I don’t have a resolution to my struggle at this point, although it is cathartic to articulate it and release it to the universe.
I have been living in the southern United States for more than twenty years and as a result, I have become very accustomed to the weather. When I first moved here, I was not phased by a little snow but now it gives me anxiety. I don’t travel beyond my front door until the streets are clear, but I don’t worry about it much because I enjoy staying home and more importantly I enjoy time alone. I’m comfortable with myself and my thoughts. That’s not to say that I don’t want to talk to others and this year, I really wanted someone to be snowed in with me, but I am not devastated by the fact that it didn’t happen. I can entertain myself. I love my bed. I can pretend to be a domestic goddess, cooking and cleaning. I can watch every weird documentary and cartoon that I want. I can spend time in prayer and really listen for God. While it is inconvenient and anxiety inducing at first, snow days become a much needed time to rest and reflect. Let it snow. I’m good.
When I was 25,I thought that relationships had to go from zero to sixty rather quickly or I didn’t think the guy liked me. Consequently, I ended a couple of potentially good relationships because I didn’t appreciate taking things slowly. It was a painful lesson to learn, although twenty years later, I still have some residue left from my old ways.I don’t like uncertainty in relationships. I like to know where I stand. Mind you, I am not talking about the song and dance that happens in the early stages of getting to know someone, but rather once there’s been some connection, some time spent some understanding established, then I like to know if this is a flash in the plan or does this have the potential to be regular. I’m not looking for marriage,I am looking for consistency. I need some expectations:once a week, once a quarter, once a year. I’m weird.

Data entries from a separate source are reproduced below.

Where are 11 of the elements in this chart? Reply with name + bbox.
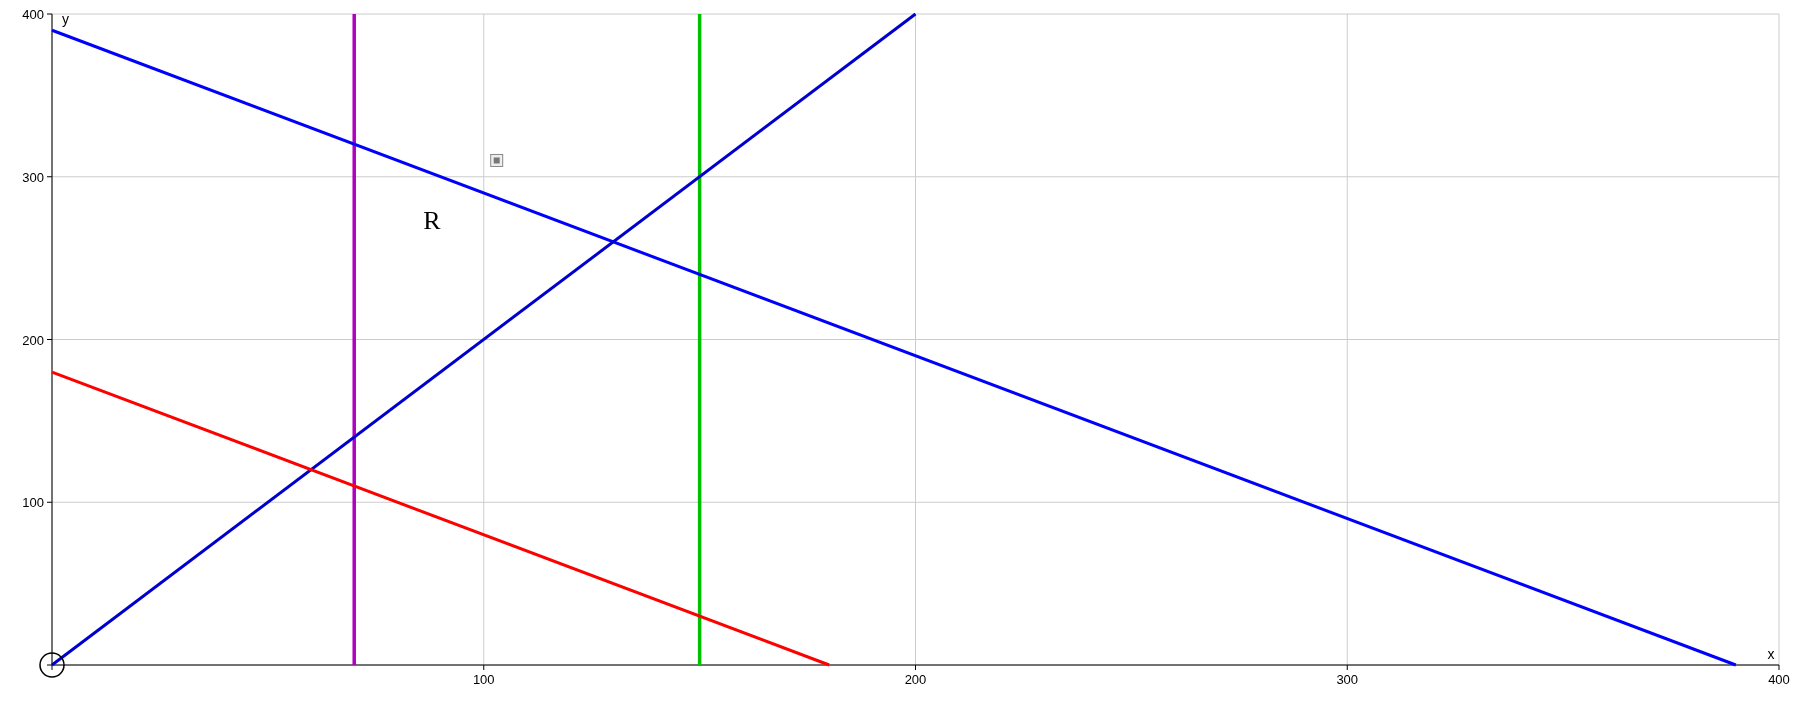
y-tick-label: 400	[22, 7, 44, 22]
x-axis-title: x	[1767, 646, 1775, 662]
annotation: R	[423, 205, 442, 235]
x-tick-label: 200	[904, 672, 927, 687]
y-tick-label: 200	[22, 332, 44, 348]
x-tick-label: 100	[472, 672, 495, 687]
x-tick-label: 300	[1336, 672, 1359, 687]
y-axis-title: y	[62, 11, 69, 27]
y-tick-label: 100	[22, 495, 44, 511]
x-tick-label: 400	[1768, 672, 1790, 687]
y-tick-label: 300	[22, 169, 44, 185]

I fully recognize that the heart of my issue is control and I am working on that but it is hard. I manage people for a living in an industry that is all about accounting for every second in fifteen minute intervals and it is difficult for me to not let that need to manage leak into affairs of the heart because it is a futile effort. Love is all about uncertainty and passion and desire. It really can’t be scheduled.
So with this new year, my continued prayer is for patience and to make peace with the uncertainty because what they say is true: you can’t hurry love. You just have to wait.
I have always wanted to be a doo-wop girl, a backup singer for a great entertainer, but as I get older I realize that the possibility of this happening is slim to none. I’ve made my peace with the fact that it might not happen. I have found other ways to fulfill that desire: videos, karaoke, and playing Just Dance,but I realized the other day that I had overlooked the obvious. I’m a minister. Not the senior pastor, but an associate, a staff member who supports the work of the pastor. The church has been my version of being twenty feet from Stardom. Sure from time to time like every great background singer, I get the opportunity to stand at the sacred desk, to enter the holy of holies, but I exercise my gifts and talents most often by peeking behind the veil, watching the priest, prophet, or sage do his or her thing.I’m the harmony to the melody, the descant over the verse. I’m there, present but not obtrusive, demanding very little and doing just enough so that you don’t even know I am there,but it’s apparent when I am not.
It’s an interesting place to be. I have enough talent that people want me to strike out on my own, but that’s not my calling. I support.I complement. I help. And that is enough.